Let $A$ be a Noetherian ring, $f: A\rightarrow B$ a surjective ring map, then should the induced map on spectra $f^*: Spec(B)\rightarrow Spec(A)$ be an open map? In Atiyah and Macdonald, Chapter 1, Exercise 21, $f^*$ is already a closed map and is a homeomorphism from $Spec(B)$ onto the closed subset $V(\ker f)$ of $Spec(A)$.
Since $f: A\rightarrow B$ trivially satisfies the "going-down property" defined in Chapter 5, Exercise 10 of Atiyah and Macdonald, and if the conclusion of Chapter 7, Exercise 24 is true, then $f^*$ must be an open map, and by Chapter 1, Exercise 21, we only need to show the image of $f^*$, i.e. $V(\ker f)$, is open in $Spec(A)$. Is it true?
So the problem is reduced to
If $A$ is a Noetherian ring, $f: A\rightarrow B$ a surjective ring map, then should the closed subset $V(\ker f)$ of $Spec(A)$ is also open in $Spec(A)$?
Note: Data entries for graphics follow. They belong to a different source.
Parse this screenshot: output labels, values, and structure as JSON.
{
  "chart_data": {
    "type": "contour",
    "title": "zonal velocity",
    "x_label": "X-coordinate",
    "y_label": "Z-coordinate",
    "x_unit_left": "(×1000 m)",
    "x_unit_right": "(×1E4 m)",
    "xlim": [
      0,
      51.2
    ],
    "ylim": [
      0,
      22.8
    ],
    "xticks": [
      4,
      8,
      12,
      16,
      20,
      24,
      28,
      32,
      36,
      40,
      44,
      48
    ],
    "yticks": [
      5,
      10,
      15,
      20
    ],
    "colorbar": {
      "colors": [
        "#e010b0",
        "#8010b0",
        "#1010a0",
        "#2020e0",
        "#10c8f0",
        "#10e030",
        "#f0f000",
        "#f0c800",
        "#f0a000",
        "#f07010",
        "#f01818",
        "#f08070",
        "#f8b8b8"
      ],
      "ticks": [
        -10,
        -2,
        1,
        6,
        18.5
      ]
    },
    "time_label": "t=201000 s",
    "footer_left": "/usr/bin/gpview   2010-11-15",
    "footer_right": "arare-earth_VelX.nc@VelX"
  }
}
Since any closed subset of $Spec(A)$ is of the form $V(\ker f)$ for some surjective ring map $f: A\rightarrow B$, we have also reduced the problem to
In the space $Spec(A)$ (having the Zariski topology), where $A$ is a Noetherian ring, does the collection of open sets and of closed sets coincide?